Media Freedom and Murder in the EU

Demonstrations in Bratislava, Slovakia, in memory of slain journalist Ján Kuciak and his fiancée Martina Kušnírová. Photo via Peter Tkac.

By Rachel A. Epstein for Denver Dialogues.

In February of this year, a 27-year-old Slovak journalist and his fiancée were murdered in their home. The journalist, Ján Kuciak, had been investigating Italian mafia activity in Slovakia and its alleged links to high-level Slovak government officials, including the then-prime minister, Robert Fico, and his political allies and aids. While police suspect that Kuciak’s killing was motivated by his investigative journalism, the simultaneous killing of his partner, Martina Kušnírová, has struck further fear into the Slovak journalistic community and public. Not only do you risk your own life in exposing wrong-doing, it seems, but also the lives of your loved ones.

Since these targeted killings in Slovakia—an EU and NATO member since 2004—the country has seen the largest public protests in 30 years, with thousands of Slovaks gathering in cities across the country weekly on Fridays. Enormous public pressure has led to several resignations, including that of Prime Minister Fico (of the center-left Smer party) and one of his close aids, Mária Trošková. While Fico was forced from government, he’s still chairman of Smer, the largest of the three parties in the governing coalition, and is trying to avoid new elections in the crisis because Smer would almost certainly lose seats in parliament.

The Kuciak and Kušnírová murders highlight at least four themes about democracy, corruption, and the functioning of the EU. The first is that although these are the first such targeted killings of an investigative journalist since Slovak independence in 1993, media freedom has long been compromised. This was certainly the case under the nationalist authoritarian Vladimir Mečiar in the 1990s. But even more recently, journalists have been the targets of law suits, as well as threats, blackmail, physical assault, and arson. Indeed, in 2016 PM Fico referred to some journalists as “dirty anti-Slovak prostitutes” for covering corruption in his administration. As journalist Zuzana Petková remarked, “when politicians belittle the work of journalists and their social status drops, the social protection of journalists drops too.”

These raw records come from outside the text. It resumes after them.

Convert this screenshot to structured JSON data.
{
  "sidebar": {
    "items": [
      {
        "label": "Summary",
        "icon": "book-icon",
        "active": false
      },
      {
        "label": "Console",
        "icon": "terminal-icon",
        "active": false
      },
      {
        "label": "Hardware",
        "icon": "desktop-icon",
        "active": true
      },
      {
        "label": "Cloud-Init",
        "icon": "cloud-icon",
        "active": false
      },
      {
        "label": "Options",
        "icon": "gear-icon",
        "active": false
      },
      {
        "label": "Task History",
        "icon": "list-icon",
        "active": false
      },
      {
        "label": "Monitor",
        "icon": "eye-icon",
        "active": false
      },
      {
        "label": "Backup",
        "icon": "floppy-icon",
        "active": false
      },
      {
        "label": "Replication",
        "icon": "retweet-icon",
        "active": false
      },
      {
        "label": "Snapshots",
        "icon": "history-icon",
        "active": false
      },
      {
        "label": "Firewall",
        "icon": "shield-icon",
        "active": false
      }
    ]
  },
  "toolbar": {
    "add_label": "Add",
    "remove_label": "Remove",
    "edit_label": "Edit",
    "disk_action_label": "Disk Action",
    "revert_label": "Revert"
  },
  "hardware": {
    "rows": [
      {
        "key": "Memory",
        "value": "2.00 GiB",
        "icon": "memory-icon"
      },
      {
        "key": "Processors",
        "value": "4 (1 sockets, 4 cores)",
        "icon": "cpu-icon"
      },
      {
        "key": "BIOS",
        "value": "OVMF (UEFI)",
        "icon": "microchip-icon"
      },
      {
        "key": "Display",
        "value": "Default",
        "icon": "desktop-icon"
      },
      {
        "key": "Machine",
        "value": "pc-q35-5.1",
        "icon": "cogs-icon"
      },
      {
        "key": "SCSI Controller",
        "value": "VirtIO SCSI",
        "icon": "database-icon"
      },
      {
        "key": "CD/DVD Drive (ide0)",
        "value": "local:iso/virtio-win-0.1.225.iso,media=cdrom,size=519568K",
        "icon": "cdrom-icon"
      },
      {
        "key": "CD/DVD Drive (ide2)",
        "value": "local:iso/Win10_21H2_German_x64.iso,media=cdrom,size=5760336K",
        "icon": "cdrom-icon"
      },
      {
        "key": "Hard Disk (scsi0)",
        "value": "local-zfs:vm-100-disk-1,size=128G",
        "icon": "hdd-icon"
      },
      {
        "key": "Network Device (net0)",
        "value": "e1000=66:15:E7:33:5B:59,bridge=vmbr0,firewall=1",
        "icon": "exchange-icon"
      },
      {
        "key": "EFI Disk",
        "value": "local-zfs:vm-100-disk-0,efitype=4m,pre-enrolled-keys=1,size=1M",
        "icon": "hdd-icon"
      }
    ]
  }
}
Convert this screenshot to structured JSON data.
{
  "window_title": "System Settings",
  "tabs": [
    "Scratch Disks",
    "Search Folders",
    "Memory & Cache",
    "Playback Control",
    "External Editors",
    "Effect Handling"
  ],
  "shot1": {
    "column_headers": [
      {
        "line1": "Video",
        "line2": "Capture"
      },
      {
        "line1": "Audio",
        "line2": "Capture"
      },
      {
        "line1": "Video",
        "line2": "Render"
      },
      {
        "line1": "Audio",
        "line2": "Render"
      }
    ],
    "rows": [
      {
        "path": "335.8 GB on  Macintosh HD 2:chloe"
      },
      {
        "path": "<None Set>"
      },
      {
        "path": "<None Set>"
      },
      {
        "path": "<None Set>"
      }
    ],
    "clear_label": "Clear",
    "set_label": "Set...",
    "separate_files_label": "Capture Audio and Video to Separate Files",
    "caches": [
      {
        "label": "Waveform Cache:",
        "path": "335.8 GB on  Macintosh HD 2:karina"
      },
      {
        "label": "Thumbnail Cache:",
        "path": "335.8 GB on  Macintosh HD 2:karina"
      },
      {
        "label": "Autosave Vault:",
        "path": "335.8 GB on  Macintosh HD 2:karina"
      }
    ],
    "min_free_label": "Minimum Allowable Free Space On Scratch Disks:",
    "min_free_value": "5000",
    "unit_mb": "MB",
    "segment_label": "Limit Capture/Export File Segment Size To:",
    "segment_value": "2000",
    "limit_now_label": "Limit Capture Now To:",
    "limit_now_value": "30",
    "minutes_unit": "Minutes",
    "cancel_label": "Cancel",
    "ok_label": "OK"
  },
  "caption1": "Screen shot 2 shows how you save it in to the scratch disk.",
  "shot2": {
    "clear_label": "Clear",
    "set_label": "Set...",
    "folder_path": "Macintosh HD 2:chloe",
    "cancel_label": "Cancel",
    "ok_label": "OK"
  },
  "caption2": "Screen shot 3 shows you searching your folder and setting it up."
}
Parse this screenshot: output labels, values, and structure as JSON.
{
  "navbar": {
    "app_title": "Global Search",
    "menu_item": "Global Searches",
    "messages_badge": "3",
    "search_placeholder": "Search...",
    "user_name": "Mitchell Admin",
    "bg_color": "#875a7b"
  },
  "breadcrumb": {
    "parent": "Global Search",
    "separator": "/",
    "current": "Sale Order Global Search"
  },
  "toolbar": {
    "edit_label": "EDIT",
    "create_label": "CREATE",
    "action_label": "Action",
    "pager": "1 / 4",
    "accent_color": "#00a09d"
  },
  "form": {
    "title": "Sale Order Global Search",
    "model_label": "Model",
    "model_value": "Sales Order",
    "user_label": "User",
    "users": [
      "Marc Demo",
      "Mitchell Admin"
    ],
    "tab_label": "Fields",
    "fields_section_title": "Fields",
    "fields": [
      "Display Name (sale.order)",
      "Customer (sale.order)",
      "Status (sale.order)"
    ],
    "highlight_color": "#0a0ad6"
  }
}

Second, the Kuciak and Kušnírová murders have taken place in the context of much broader restrictions on media freedom in other EU member states. We have known for some time about the measures taken by the Polish and Hungarian governments to reduce media independence. But the Czech Republic also suffers from the stifling of alternative points of view, via concentrated private ownership of media outlets and conflicts of interest created by politicians owning major TV stations and newspapers—not unlike in Italy.

The third theme that emerges is that media independence cannot be adequately secured or effective for democratic governance in the absence of an independent judiciary and police force—in Slovakia or elsewhere. It turns out that Antonino Vadala, an alleged member of the Italian crime organization La ’ndràngheta, has had several encounters with Slovak law enforcement over allegations of tax fraud and extortion. A conviction has not so far resulted. It also turns out that Ján Kuciak had filed a criminal complaint against a Slovak politician who had been threatening him—but that complaint was never assigned to an investigating officer. Coincidence, or something rotten?

The fourth theme concerns the functioning of the EU. Economically, Slovakia has been among the biggest winners from EU accession. It’s GDP has skyrocketed. Foreign investment has boomed. This country of 5.4 million is now the biggest car producer in the world. But it is also EU programs – including structural funds and common agricultural policy funds that are meant to support development and alleviate economic inequality – that have been a magnet for illegal or crony-istic activity—and not just in Slovakia. So in addition to putting pressure on EU member-states to uphold the rule of law and the checks and balances that underpin it, more transparency and accountability in the use and distribution of EU funds is in order. This includes using the next round of EU budget negotiations to support media freedom, judicial independence, and ultimately higher quality democratic governance throughout the bloc.

Intimidation of the free and independent media cannot become the new normal in democratic countries. In this instance, the Slovak public reaction has been swift and powerful. The question now is whether policy-makers within the country and at the EU level will follow suit.

1 comment
  1. Mafias are very useful for certain elements as muscle against political rivals. The Italian Mafia was revivified by US intelligence in the waning days of ww2 to crush the popular communist movement. It was an integral part of operation gladio. It’s not surprising a sociopathic politician would set them to murder a journalist who was causing him trouble. And as in Central America, such “examples” are very often carried out in the most lurid and brutal fashion. Both Noam Chomsky and Peter Dale Scott have written extensively on this subject.